Mais près de neuf ans plus tard, le chantier réglementaire n’est toujours pas achevé au grand dam des banques qui redoutent un durcissement des règles susceptible, selon elles, de plomber durablement leur rentabilité.

Remous boursiers en perspective

“L’épisode Deutsche Bank montre au contraire pourquoi on a toutes ces nouvelles exigences réglementaires, plus strictes, qui permettent de faire face à ce type de situation”, estime pour sa part, Nicolas Véron, économiste du laboratoire d’idées Bruegel et au Peterson Institute à Washington.

Mais, d’après Joel Kruger, analyste pour la maison de courtage britannique LMAX Exchange, même si “nous n’avons pas atteint avec Deutsche Bank, le même niveau de panique qu’avec Lehman en 2008,les gouvernements et banques centrales ne disposent plus des mêmes outils pour combattre les menaces systémiques (…), la plupart de cet arsenal ayant été épuisé ces dernières années”.

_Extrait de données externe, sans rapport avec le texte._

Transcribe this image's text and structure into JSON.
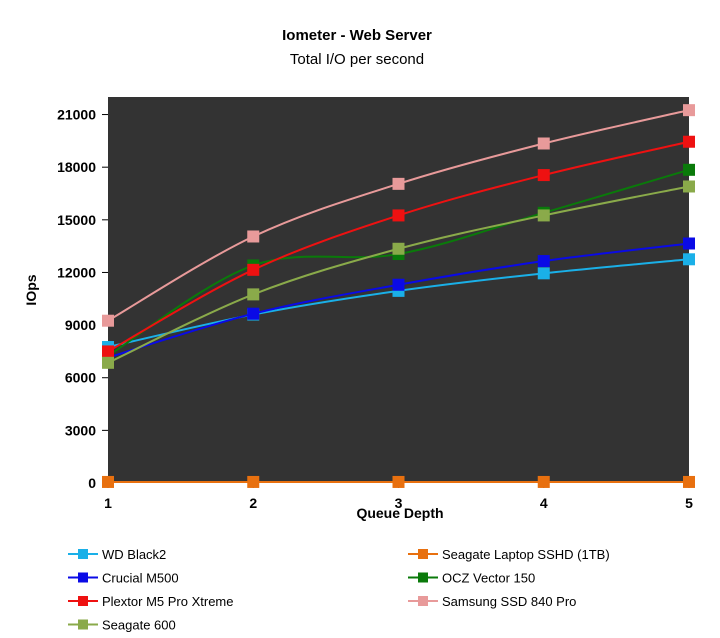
{
  "chart_data": {
    "type": "line",
    "title": "Iometer - Web Server",
    "subtitle": "Total I/O per second",
    "xlabel": "Queue Depth",
    "ylabel": "IOps",
    "x": [
      1,
      2,
      3,
      4,
      5
    ],
    "x_ticks": [
      "1",
      "2",
      "3",
      "4",
      "5"
    ],
    "y_ticks": [
      "0",
      "3000",
      "6000",
      "9000",
      "12000",
      "15000",
      "18000",
      "21000"
    ],
    "ylim": [
      0,
      22000
    ],
    "grid": false,
    "plot_background": "#333333",
    "legend_position": "bottom",
    "series": [
      {
        "name": "WD Black2",
        "color": "#1ab0e8",
        "values": [
          7750,
          9600,
          10950,
          11950,
          12750
        ]
      },
      {
        "name": "Seagate Laptop SSHD (1TB)",
        "color": "#e8700f",
        "values": [
          60,
          60,
          60,
          60,
          60
        ]
      },
      {
        "name": "Crucial M500",
        "color": "#0a0ae6",
        "values": [
          7150,
          9650,
          11300,
          12650,
          13650
        ]
      },
      {
        "name": "OCZ Vector 150",
        "color": "#0a7a0a",
        "values": [
          7250,
          12400,
          13050,
          15400,
          17850
        ]
      },
      {
        "name": "Plextor M5 Pro Xtreme",
        "color": "#ee1111",
        "values": [
          7500,
          12150,
          15250,
          17550,
          19450
        ]
      },
      {
        "name": "Samsung SSD 840 Pro",
        "color": "#e89a9a",
        "values": [
          9250,
          14050,
          17050,
          19350,
          21250
        ]
      },
      {
        "name": "Seagate 600",
        "color": "#8aaa4a",
        "values": [
          6850,
          10750,
          13350,
          15250,
          16900
        ]
      }
    ]
  }
}
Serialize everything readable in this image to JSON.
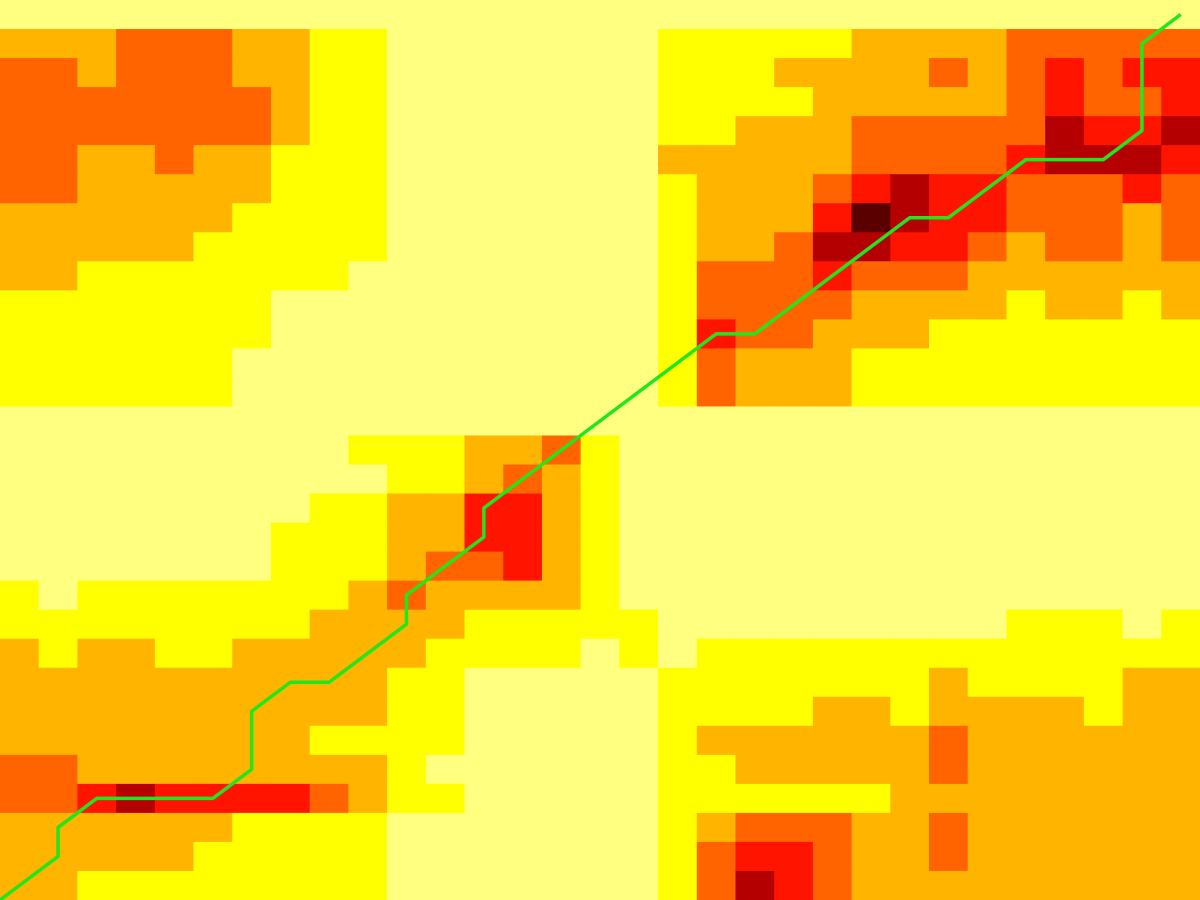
{
  "chart_data": {
    "type": "heatmap",
    "colormap": "hot_r",
    "palette": [
      "#ffff80",
      "#ffff00",
      "#ffb400",
      "#ff6400",
      "#ff1400",
      "#b40000",
      "#5a0000",
      "#000000"
    ],
    "path_color": "#22e51b",
    "n_rows": 31,
    "n_cols": 31,
    "grid": [
      [
        0,
        0,
        0,
        0,
        0,
        0,
        0,
        0,
        0,
        0,
        0,
        0,
        0,
        0,
        0,
        0,
        0,
        0,
        0,
        0,
        0,
        0,
        0,
        0,
        0,
        0,
        0,
        0,
        0,
        0,
        0
      ],
      [
        2,
        2,
        2,
        3,
        3,
        3,
        2,
        2,
        1,
        1,
        0,
        0,
        0,
        0,
        0,
        0,
        0,
        1,
        1,
        1,
        1,
        1,
        2,
        2,
        2,
        2,
        3,
        3,
        3,
        3,
        3
      ],
      [
        3,
        3,
        2,
        3,
        3,
        3,
        2,
        2,
        1,
        1,
        0,
        0,
        0,
        0,
        0,
        0,
        0,
        1,
        1,
        1,
        2,
        2,
        2,
        2,
        3,
        2,
        3,
        4,
        3,
        4,
        4
      ],
      [
        3,
        3,
        3,
        3,
        3,
        3,
        3,
        2,
        1,
        1,
        0,
        0,
        0,
        0,
        0,
        0,
        0,
        1,
        1,
        1,
        1,
        2,
        2,
        2,
        2,
        2,
        3,
        4,
        3,
        3,
        4
      ],
      [
        3,
        3,
        3,
        3,
        3,
        3,
        3,
        2,
        1,
        1,
        0,
        0,
        0,
        0,
        0,
        0,
        0,
        1,
        1,
        2,
        2,
        2,
        3,
        3,
        3,
        3,
        3,
        5,
        4,
        4,
        5
      ],
      [
        3,
        3,
        2,
        2,
        3,
        2,
        2,
        1,
        1,
        1,
        0,
        0,
        0,
        0,
        0,
        0,
        0,
        2,
        2,
        2,
        2,
        2,
        3,
        3,
        3,
        3,
        4,
        5,
        5,
        5,
        4
      ],
      [
        3,
        3,
        2,
        2,
        2,
        2,
        2,
        1,
        1,
        1,
        0,
        0,
        0,
        0,
        0,
        0,
        0,
        1,
        2,
        2,
        2,
        3,
        4,
        5,
        4,
        4,
        3,
        3,
        3,
        4,
        3
      ],
      [
        2,
        2,
        2,
        2,
        2,
        2,
        1,
        1,
        1,
        1,
        0,
        0,
        0,
        0,
        0,
        0,
        0,
        1,
        2,
        2,
        2,
        4,
        6,
        5,
        4,
        4,
        3,
        3,
        3,
        2,
        3
      ],
      [
        2,
        2,
        2,
        2,
        2,
        1,
        1,
        1,
        1,
        1,
        0,
        0,
        0,
        0,
        0,
        0,
        0,
        1,
        2,
        2,
        3,
        5,
        5,
        4,
        4,
        3,
        2,
        3,
        3,
        2,
        3
      ],
      [
        2,
        2,
        1,
        1,
        1,
        1,
        1,
        1,
        1,
        0,
        0,
        0,
        0,
        0,
        0,
        0,
        0,
        1,
        3,
        3,
        3,
        4,
        3,
        3,
        3,
        2,
        2,
        2,
        2,
        2,
        2
      ],
      [
        1,
        1,
        1,
        1,
        1,
        1,
        1,
        0,
        0,
        0,
        0,
        0,
        0,
        0,
        0,
        0,
        0,
        1,
        3,
        3,
        3,
        3,
        2,
        2,
        2,
        2,
        1,
        2,
        2,
        1,
        2
      ],
      [
        1,
        1,
        1,
        1,
        1,
        1,
        1,
        0,
        0,
        0,
        0,
        0,
        0,
        0,
        0,
        0,
        0,
        1,
        4,
        3,
        3,
        2,
        2,
        2,
        1,
        1,
        1,
        1,
        1,
        1,
        1
      ],
      [
        1,
        1,
        1,
        1,
        1,
        1,
        0,
        0,
        0,
        0,
        0,
        0,
        0,
        0,
        0,
        0,
        0,
        1,
        3,
        2,
        2,
        2,
        1,
        1,
        1,
        1,
        1,
        1,
        1,
        1,
        1
      ],
      [
        1,
        1,
        1,
        1,
        1,
        1,
        0,
        0,
        0,
        0,
        0,
        0,
        0,
        0,
        0,
        0,
        0,
        1,
        3,
        2,
        2,
        2,
        1,
        1,
        1,
        1,
        1,
        1,
        1,
        1,
        1
      ],
      [
        0,
        0,
        0,
        0,
        0,
        0,
        0,
        0,
        0,
        0,
        0,
        0,
        0,
        0,
        0,
        0,
        0,
        0,
        0,
        0,
        0,
        0,
        0,
        0,
        0,
        0,
        0,
        0,
        0,
        0,
        0
      ],
      [
        0,
        0,
        0,
        0,
        0,
        0,
        0,
        0,
        0,
        1,
        1,
        1,
        2,
        2,
        3,
        1,
        0,
        0,
        0,
        0,
        0,
        0,
        0,
        0,
        0,
        0,
        0,
        0,
        0,
        0,
        0
      ],
      [
        0,
        0,
        0,
        0,
        0,
        0,
        0,
        0,
        0,
        0,
        1,
        1,
        2,
        3,
        2,
        1,
        0,
        0,
        0,
        0,
        0,
        0,
        0,
        0,
        0,
        0,
        0,
        0,
        0,
        0,
        0
      ],
      [
        0,
        0,
        0,
        0,
        0,
        0,
        0,
        0,
        1,
        1,
        2,
        2,
        4,
        4,
        2,
        1,
        0,
        0,
        0,
        0,
        0,
        0,
        0,
        0,
        0,
        0,
        0,
        0,
        0,
        0,
        0
      ],
      [
        0,
        0,
        0,
        0,
        0,
        0,
        0,
        1,
        1,
        1,
        2,
        2,
        4,
        4,
        2,
        1,
        0,
        0,
        0,
        0,
        0,
        0,
        0,
        0,
        0,
        0,
        0,
        0,
        0,
        0,
        0
      ],
      [
        0,
        0,
        0,
        0,
        0,
        0,
        0,
        1,
        1,
        1,
        2,
        3,
        3,
        4,
        2,
        1,
        0,
        0,
        0,
        0,
        0,
        0,
        0,
        0,
        0,
        0,
        0,
        0,
        0,
        0,
        0
      ],
      [
        1,
        0,
        1,
        1,
        1,
        1,
        1,
        1,
        1,
        2,
        3,
        2,
        2,
        2,
        2,
        1,
        0,
        0,
        0,
        0,
        0,
        0,
        0,
        0,
        0,
        0,
        0,
        0,
        0,
        0,
        0
      ],
      [
        1,
        1,
        1,
        1,
        1,
        1,
        1,
        1,
        2,
        2,
        2,
        2,
        1,
        1,
        1,
        1,
        1,
        0,
        0,
        0,
        0,
        0,
        0,
        0,
        0,
        0,
        1,
        1,
        1,
        0,
        1
      ],
      [
        2,
        1,
        2,
        2,
        1,
        1,
        2,
        2,
        2,
        2,
        2,
        1,
        1,
        1,
        1,
        0,
        1,
        0,
        1,
        1,
        1,
        1,
        1,
        1,
        1,
        1,
        1,
        1,
        1,
        1,
        1
      ],
      [
        2,
        2,
        2,
        2,
        2,
        2,
        2,
        2,
        2,
        2,
        1,
        1,
        0,
        0,
        0,
        0,
        0,
        1,
        1,
        1,
        1,
        1,
        1,
        1,
        2,
        1,
        1,
        1,
        1,
        2,
        2
      ],
      [
        2,
        2,
        2,
        2,
        2,
        2,
        2,
        2,
        2,
        2,
        1,
        1,
        0,
        0,
        0,
        0,
        0,
        1,
        1,
        1,
        1,
        2,
        2,
        1,
        2,
        2,
        2,
        2,
        1,
        2,
        2
      ],
      [
        2,
        2,
        2,
        2,
        2,
        2,
        2,
        2,
        1,
        1,
        1,
        1,
        0,
        0,
        0,
        0,
        0,
        1,
        2,
        2,
        2,
        2,
        2,
        2,
        3,
        2,
        2,
        2,
        2,
        2,
        2
      ],
      [
        3,
        3,
        2,
        2,
        2,
        2,
        2,
        2,
        2,
        2,
        1,
        0,
        0,
        0,
        0,
        0,
        0,
        1,
        1,
        2,
        2,
        2,
        2,
        2,
        3,
        2,
        2,
        2,
        2,
        2,
        2
      ],
      [
        3,
        3,
        4,
        5,
        4,
        4,
        4,
        4,
        3,
        2,
        1,
        1,
        0,
        0,
        0,
        0,
        0,
        1,
        1,
        1,
        1,
        1,
        1,
        2,
        2,
        2,
        2,
        2,
        2,
        2,
        2
      ],
      [
        2,
        2,
        2,
        2,
        2,
        2,
        1,
        1,
        1,
        1,
        0,
        0,
        0,
        0,
        0,
        0,
        0,
        1,
        2,
        3,
        3,
        3,
        2,
        2,
        3,
        2,
        2,
        2,
        2,
        2,
        2
      ],
      [
        2,
        2,
        2,
        2,
        2,
        1,
        1,
        1,
        1,
        1,
        0,
        0,
        0,
        0,
        0,
        0,
        0,
        1,
        3,
        4,
        4,
        3,
        2,
        2,
        3,
        2,
        2,
        2,
        2,
        2,
        2
      ],
      [
        2,
        2,
        1,
        1,
        1,
        1,
        1,
        1,
        1,
        1,
        0,
        0,
        0,
        0,
        0,
        0,
        0,
        1,
        3,
        5,
        4,
        3,
        2,
        2,
        2,
        2,
        2,
        2,
        2,
        2,
        2
      ]
    ],
    "path": [
      [
        0.0,
        31.0
      ],
      [
        1.5,
        29.5
      ],
      [
        1.5,
        28.5
      ],
      [
        2.5,
        27.5
      ],
      [
        5.5,
        27.5
      ],
      [
        6.5,
        26.5
      ],
      [
        6.5,
        24.5
      ],
      [
        7.5,
        23.5
      ],
      [
        8.5,
        23.5
      ],
      [
        10.5,
        21.5
      ],
      [
        10.5,
        20.5
      ],
      [
        12.5,
        18.5
      ],
      [
        12.5,
        17.5
      ],
      [
        15.0,
        15.0
      ],
      [
        18.5,
        11.5
      ],
      [
        19.5,
        11.5
      ],
      [
        23.5,
        7.5
      ],
      [
        24.5,
        7.5
      ],
      [
        26.5,
        5.5
      ],
      [
        28.5,
        5.5
      ],
      [
        29.5,
        4.5
      ],
      [
        29.5,
        1.5
      ],
      [
        30.5,
        0.5
      ]
    ]
  }
}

“C’est une perspective effrayante qui va certainement éprouver la détermination des marchés durant les prochains mois”, anticipe-t-il.

Les valeurs bancaires européennes en chute

Ce vendredi matin, les valeurs bancaires chutaient en Europe, de Paris à Londres en passant par Milan, Madrid ou Zurich, sous l’effet des craintes entourant la solidité de Deutsche Bank.

A 10H11 (08H11 GMT), Société Générale perdait 3,94% à 29,60 euros à Paris, après avoir lâché plus de 5%, Barclays reculait de 3,53% à 161,40 pence à Londres, Unicredit perdait 4,81% à 1,94 euro et Santander 4,74% à 3,76 euros. UBS reculait de 3,38% à 12,59 francs suisses, et Credit Suisse – 3,25% à 12,19 Francs suisse.

Il y a “une aggravation de la perception du risque par les investisseurs”, constatait auprès de l’AFP Alexandre Baradez, un analyste de IG France.

L’information jeudi selon laquelle une dizaine de fonds spéculatifs avaient commencé à réduire leur exposition à Deutsche Bank a causé une petite panique à Wall Street. Les craintes sur la santé de Deutsche Bank, une énorme banque aux multiples ramifications internationales, sont de plus en plus fortes.

Selon M. Baradez, cette information “a mis un peu le feu aux poudres hier soir”. La posture de statu quo adoptée par la banque et le gouvernement allemand ont par ailleurs tendance à “entretenir les inquiétudes sur les banques”, ajoute M. Baradez.